Monday, September 27, 2010

Tuna Casserole and Cinnamon Cheesecake Bars

Here are 2 recipes for you to try out.

Tuna Casserole

• 6-7 T butter, divided
• 1 (8 ounce) package uncooked medium egg noodles (I use whole wheat)
• 1 pkg. frozen mixture of celery, onion and green peppers
• 8 ounces button mushrooms, sliced
• 1/4 cup all-purpose flour
• 2 cups milk
• salt and pepper to taste
• 3 cans of tuna, drained and flaked
• 4 tablespoons bread crumbs
• 2 tablespoons butter, melted
• 2 cups shredded Cheddar cheese

1. Preheat oven to 375 degrees F. Spray 9x13 baking dish with cooking spray.

2. Bring a large pot of lightly salted water to a boil. Add egg noodles, cook for 8 to 10 minutes, until al dente, and drain.

3. Melt 1 tablespoon butter in a skillet over medium-low heat (or cooking spray works just fine). Stir in the onion, celery, and peppers, and cook 5 minutes, until tender. Increase heat to medium-high, and mix in mushrooms. Continue to cook and stir 5 minutes, or until most of the liquid has evaporated.

4. Melt 4 tablespoons butter in a medium saucepan, and whisk in flour until smooth. Gradually whisk in milk, and continue cooking 5 minutes, until sauce is smooth and slightly thickened. Season with salt and pepper. Stir in tuna, veggie mixture, and cooked noodles. Transfer to the baking dish. Melt remaining 2 tablespoons butter in a small bowl, mix with bread crumbs, and sprinkle over the casserole. Top with cheese.

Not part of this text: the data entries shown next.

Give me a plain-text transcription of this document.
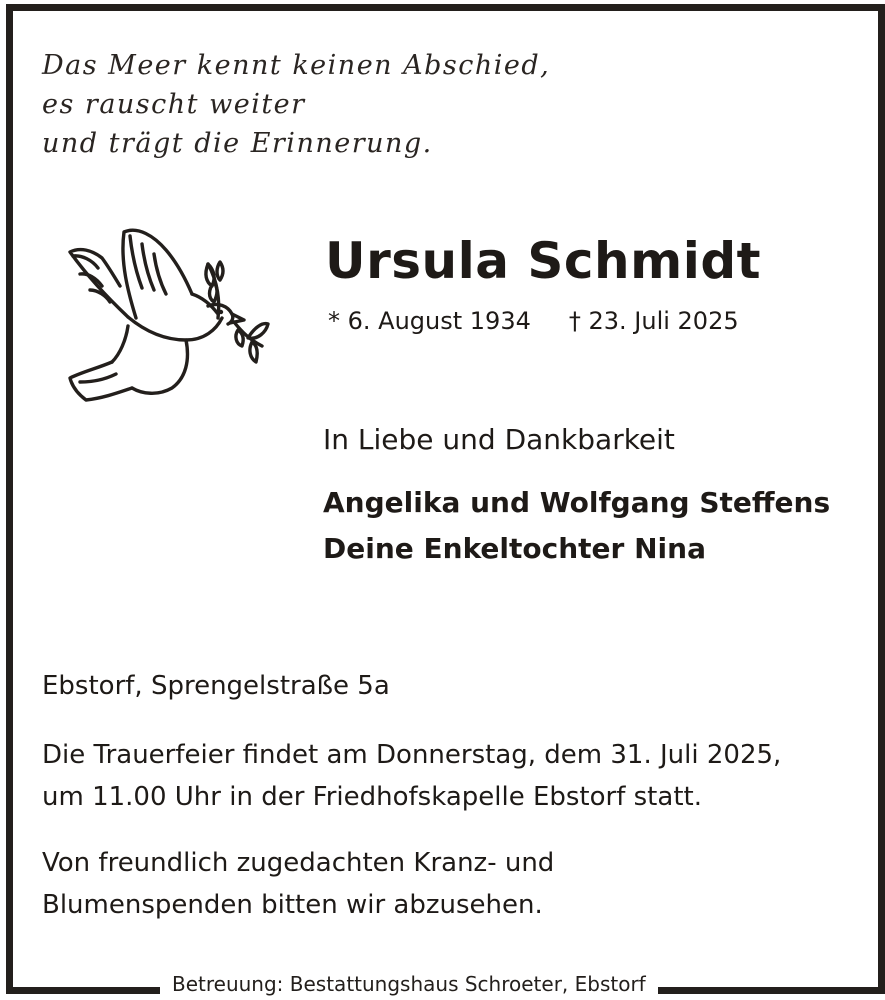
Das Meer kennt keinen Abschied,
es rauscht weiter
und trägt die Erinnerung.
Ursula Schmidt
* 6. August 1934 † 23. Juli 2025
In Liebe und Dankbarkeit
Angelika und Wolfgang Steffens
Deine Enkeltochter Nina
Ebstorf, Sprengelstraße 5a
Die Trauerfeier findet am Donnerstag, dem 31. Juli 2025,
um 11.00 Uhr in der Friedhofskapelle Ebstorf statt.
Von freundlich zugedachten Kranz- und
Blumenspenden bitten wir abzusehen.
Betreuung: Bestattungshaus Schroeter, Ebstorf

5. Bake 25 minutes in the preheated oven, or until bubbly and lightly browned.

Cinnamon Cheesecake Bars

2 pkg. cream cheese
1 stick butter
2 pkg. crescent rolls
2 Tbs. cinnamon
2 cups of sugar

1. Preheat oven to 375 degrees.

2. Roll out 1 pkg. of crescent rolls in an ungreased 9x13 pan (glass works best).

3. Mix both packages of cream cheese with 1½ C sugar until smooth. Smooth this mixture over the layer of crescent rolls in the pan.

4. Roll out the 2nd pkg. of crescent rolls on top of the cream cheese mixture.

5. Melt a stick of butter and pour over the top of the 2nd layer of rolls in the pan.

6. Combine ½ C sugar with 2 Tbs. cinnamon and sprinkle on top of butter.

7. Bake for 20-25 minutes or until golden brown.

8. Allow to cool for 20 minutes. Place in refrigerator overnight for best taste.